On doit être beaucoup plus réservé au sujet de la nécessité des mythes dans une société où l’exploitation et la domination ne seraient plus que mauvais souvenirs. Triomphe total de la raison, rationalisation intense de tous les aspects de la vie ? Ou permanence constatée alors, en l’homme, d’une surréalité impénétrable à la logique, et vers laquelle il faudra bien tendre un pont Dans ce cas, la création de nouveaux mythes ne préluderait-elle pas à une nouvelle escroquerie, et la solution ne pourrait-elle se trouver dans le développement parallèle à l’activité économique et sociale, soumise à la logique et correspondant aux exigences rationnelles de la nature humaine, d’un grand mouvement culturel dont le surréalisme est une préfiguration, et dont le cinéma nous montre un des modes d’expression ? Chacun de nous répondra suivant son tempérament, sa formation, voire sa déformation.

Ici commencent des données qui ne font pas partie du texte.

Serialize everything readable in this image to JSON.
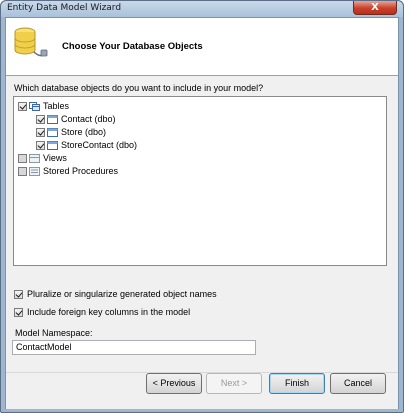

Je me souviens du tollé que souleva, chez quelques vieux libertaires, une conférence sur le surréalisme. « Ces gens-là, s’écria l’un d’eux en parlant de Breton et de ses amis, sont des farceurs qui n’ont cherché autre chose que le moyen d’attirer le public. » Après de tels jugements, qui n’expriment évidemment que l’ultime sursaut d’un rationalisme moribond, il n’y a plus de dialogues possibles, les antagonismes sont irréductibles. Pourtant il conviendrait peut-être aux hommes de notre génération, héritiers d’un monde que ce rationalisme a mené à un cul-de-sac, de se rappeler souvent l’apostrophe célèbre affirmant « qu’il y a plus de choses dans le ciel et sur la terre que dans la cervelle des philosophes ».